Political Initiation and Later Life
Angela Merkel stepped into politics in 1989, when she joined the new party Demokratischer Aufbruch, after the fall of the Berlin Wall. After the first (and the only) democratic election of the East German state, she became the deputy spokesperson of the new pre-unification caretaker government, under Lothar de Maizière. Angela was elected to the Bundestag, from a constituency including Nordvorpommern district, Rügen district and the city of Stralsund, in December 1990 and it continued to be her electoral district till today.
She became Minister for Women and Youth in Helmut Kohl's 3rd cabinet, after her party’s merger with West German CDU. In 1994, she was made Minister for the Environment and Reactor Safety, the post which served as foundation of her political career.

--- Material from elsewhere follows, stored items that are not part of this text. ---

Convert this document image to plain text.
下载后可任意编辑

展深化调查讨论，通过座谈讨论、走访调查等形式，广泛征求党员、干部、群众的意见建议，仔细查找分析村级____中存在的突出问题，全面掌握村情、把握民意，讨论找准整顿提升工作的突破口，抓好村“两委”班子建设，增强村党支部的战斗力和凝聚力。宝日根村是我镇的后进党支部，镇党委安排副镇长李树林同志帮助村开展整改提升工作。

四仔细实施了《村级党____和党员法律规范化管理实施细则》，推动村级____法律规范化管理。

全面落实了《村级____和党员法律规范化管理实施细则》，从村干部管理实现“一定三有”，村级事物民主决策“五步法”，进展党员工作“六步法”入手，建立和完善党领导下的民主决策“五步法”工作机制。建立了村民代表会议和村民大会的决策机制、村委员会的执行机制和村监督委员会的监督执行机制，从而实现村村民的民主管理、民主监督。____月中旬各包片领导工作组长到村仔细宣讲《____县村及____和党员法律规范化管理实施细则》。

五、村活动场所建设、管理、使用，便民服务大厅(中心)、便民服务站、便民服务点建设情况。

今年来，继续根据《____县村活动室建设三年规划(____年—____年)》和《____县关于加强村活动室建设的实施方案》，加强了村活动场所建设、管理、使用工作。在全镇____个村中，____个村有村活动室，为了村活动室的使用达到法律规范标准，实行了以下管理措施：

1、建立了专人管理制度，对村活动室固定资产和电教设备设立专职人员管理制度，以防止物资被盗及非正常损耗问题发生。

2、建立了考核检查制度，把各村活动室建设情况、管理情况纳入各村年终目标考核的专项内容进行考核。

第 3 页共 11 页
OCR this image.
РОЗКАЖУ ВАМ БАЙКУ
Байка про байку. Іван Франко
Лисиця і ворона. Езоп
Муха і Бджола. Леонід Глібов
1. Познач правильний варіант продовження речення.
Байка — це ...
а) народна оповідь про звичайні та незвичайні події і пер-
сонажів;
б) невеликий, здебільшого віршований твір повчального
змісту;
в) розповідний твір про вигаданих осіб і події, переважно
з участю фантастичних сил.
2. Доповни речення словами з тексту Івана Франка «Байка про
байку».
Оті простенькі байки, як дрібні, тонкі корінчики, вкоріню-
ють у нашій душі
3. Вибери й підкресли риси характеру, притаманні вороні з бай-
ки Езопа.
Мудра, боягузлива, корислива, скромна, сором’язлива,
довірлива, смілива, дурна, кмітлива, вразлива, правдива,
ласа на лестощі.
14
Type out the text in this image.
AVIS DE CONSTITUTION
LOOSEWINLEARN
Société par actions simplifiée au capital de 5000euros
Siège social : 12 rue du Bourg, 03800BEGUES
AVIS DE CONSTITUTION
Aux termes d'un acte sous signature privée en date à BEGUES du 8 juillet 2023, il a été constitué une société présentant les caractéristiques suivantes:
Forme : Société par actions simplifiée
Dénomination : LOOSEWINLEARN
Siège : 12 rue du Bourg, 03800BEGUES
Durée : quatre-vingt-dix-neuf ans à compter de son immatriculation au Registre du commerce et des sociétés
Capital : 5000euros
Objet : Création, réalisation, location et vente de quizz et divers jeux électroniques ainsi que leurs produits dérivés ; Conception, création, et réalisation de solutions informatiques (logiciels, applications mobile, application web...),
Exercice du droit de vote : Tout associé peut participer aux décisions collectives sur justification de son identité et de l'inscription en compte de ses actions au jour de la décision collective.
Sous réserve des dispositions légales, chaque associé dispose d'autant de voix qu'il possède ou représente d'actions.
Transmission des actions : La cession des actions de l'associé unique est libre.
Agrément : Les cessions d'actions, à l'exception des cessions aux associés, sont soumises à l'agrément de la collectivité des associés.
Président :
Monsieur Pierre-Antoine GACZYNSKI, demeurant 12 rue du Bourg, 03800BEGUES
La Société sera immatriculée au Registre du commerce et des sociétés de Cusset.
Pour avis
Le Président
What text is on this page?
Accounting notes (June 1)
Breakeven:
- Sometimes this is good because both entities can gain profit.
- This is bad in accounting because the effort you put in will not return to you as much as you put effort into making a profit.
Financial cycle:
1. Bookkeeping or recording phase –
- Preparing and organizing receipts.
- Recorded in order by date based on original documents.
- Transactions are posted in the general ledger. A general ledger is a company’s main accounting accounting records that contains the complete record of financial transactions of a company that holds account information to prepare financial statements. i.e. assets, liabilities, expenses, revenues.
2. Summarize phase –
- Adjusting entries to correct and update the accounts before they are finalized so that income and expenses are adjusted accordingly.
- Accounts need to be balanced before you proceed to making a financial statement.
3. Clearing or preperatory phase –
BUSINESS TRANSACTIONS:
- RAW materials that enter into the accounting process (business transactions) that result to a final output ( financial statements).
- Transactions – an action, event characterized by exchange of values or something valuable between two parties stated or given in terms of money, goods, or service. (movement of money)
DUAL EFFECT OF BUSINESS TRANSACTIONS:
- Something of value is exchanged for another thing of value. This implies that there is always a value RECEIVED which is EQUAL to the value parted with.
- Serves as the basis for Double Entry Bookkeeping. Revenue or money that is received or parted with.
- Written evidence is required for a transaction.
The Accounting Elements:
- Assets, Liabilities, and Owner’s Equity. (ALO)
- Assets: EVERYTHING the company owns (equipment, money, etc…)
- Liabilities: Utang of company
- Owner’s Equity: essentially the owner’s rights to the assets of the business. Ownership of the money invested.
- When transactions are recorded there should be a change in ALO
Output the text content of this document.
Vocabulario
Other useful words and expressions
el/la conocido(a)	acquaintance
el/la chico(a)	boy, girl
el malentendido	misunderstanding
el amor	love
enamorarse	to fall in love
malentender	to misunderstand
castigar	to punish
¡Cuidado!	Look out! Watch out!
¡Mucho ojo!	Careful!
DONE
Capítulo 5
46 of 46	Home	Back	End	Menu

With the defeat of the Kohl government, in the 1998 general election, Merkel was made the Secretary-General of the CDU. A financial scandal rocked her party in 1999, after which she advocated a fresh start without her mentor, Kohl, and was elected to become the first female chairperson of the party.

Leader of Opposition
The defeat of Stoiber (leader of Bavarian Christian Social Union or CSU, CDU’s sister party) in 2002 led to her to becoming the ‘Leader of the Conservative Opposition’, in Bundestag, the lower house of the German Parliament. During this time, she supported reform agenda relating to Germany's economic and social system, along with changes to German labor law. She even advocated for slower phasing out of Germany's nuclear power, apart from a strong transatlantic partnership and German-American friendship. The support of ‘Iraq-invasion’ and ‘privileged partnership’ to Turkey in EU were some of her other policies.